Liam took a step forward, then a step back, and then a step forward. Cameron gave Becks a look of impatience.

“Be a dear and help Big Brother out. Wouldn’t want him to trip down the stairs now, would we?

” She slipped her gun into the back of her jeans before flipping her shirt down over it.

“You two go first, and if you try anything, just remember that I only need one of you—and right now, your brother is the perfect target.”

A cold chill filled her veins. Looping her brother’s arm around her shoulders, Becks nodded her obedience.

For all that had happened in the apartment, the place looked immaculate.

Liam’s beer bottle and her water glass still sat on the island, and there was no sign of any struggle or wrongdoing now that Cameron had cleaned up the syringe.

She touched her wedding ring. It was the only thing on her that was removable and obvious.

As she worked it off her finger, she’d have to wait for the opportune time to drop it.

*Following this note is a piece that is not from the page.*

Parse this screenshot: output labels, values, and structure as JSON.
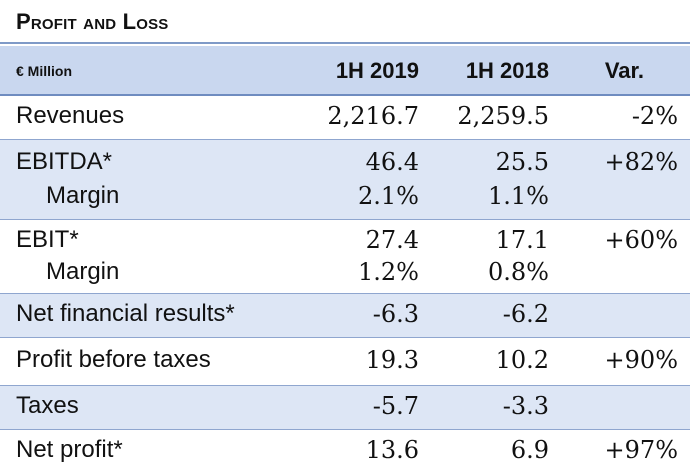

She had promised Ghost she wouldn’t remove it, but knew he’d forgive her because it would clue him in that something was very wrong.

“Where the fuck is my wife?” Ghost tried to shout, and not for the first time. Like the other times, though, his voice was barely above a croak.

Tessa rounded on him. “I will sedate you, Ghost, so help me God. If you do not stop trying to get out of that bed, I will knock you out and then you’ll have to wait to get the answer to that question. I’m sure Becks is on her way.”

It took all of Ghost’s dwindling energy not to growl at her, and it was only the fact that he was in no state to go head to head with Bear that stayed his reaction.

He was in the emergency room of Mount Grove Memorial Hospital, where Tessa was one of the doctors working the ER.

He’d been in here many times since moving to Mount Grove, but never as a patient before.

The bar was destroyed, but that wasn’t the worst of it.

Prior to Ghost being locked into an ambulance and transported to the hospital, they’d pulled another body from the wreckage.

Scott Pan, another of Carlos’ deputies, had already been identified as the body Danny had brought outside with him.

Now, Dru Dendinger, the wife of the man Ghost had rescued, had also been DOA.

Last Ghost heard, there was still no sign of Frankie, Monica, or Gracie.

Others had been pulled alive with injuries, like the bar’s part-time cook and the bankers that had been gathered at the back of the bar.

Grumpy was in surgery. The fact that he was alive shocked Ghost the most. That shard of glass had been huge, or maybe it had only looked that way. If he did survive surgery, there was no doubt he would lose the eye.

Bear was inside the room with Tessa and Ghost. He had one phone to his ear and was texting on another. Whose, Ghost had no idea. Maybe he stole it from a paramedic or he’d borrowed Tessa’s. Either way, he was Ghost’s current source of information.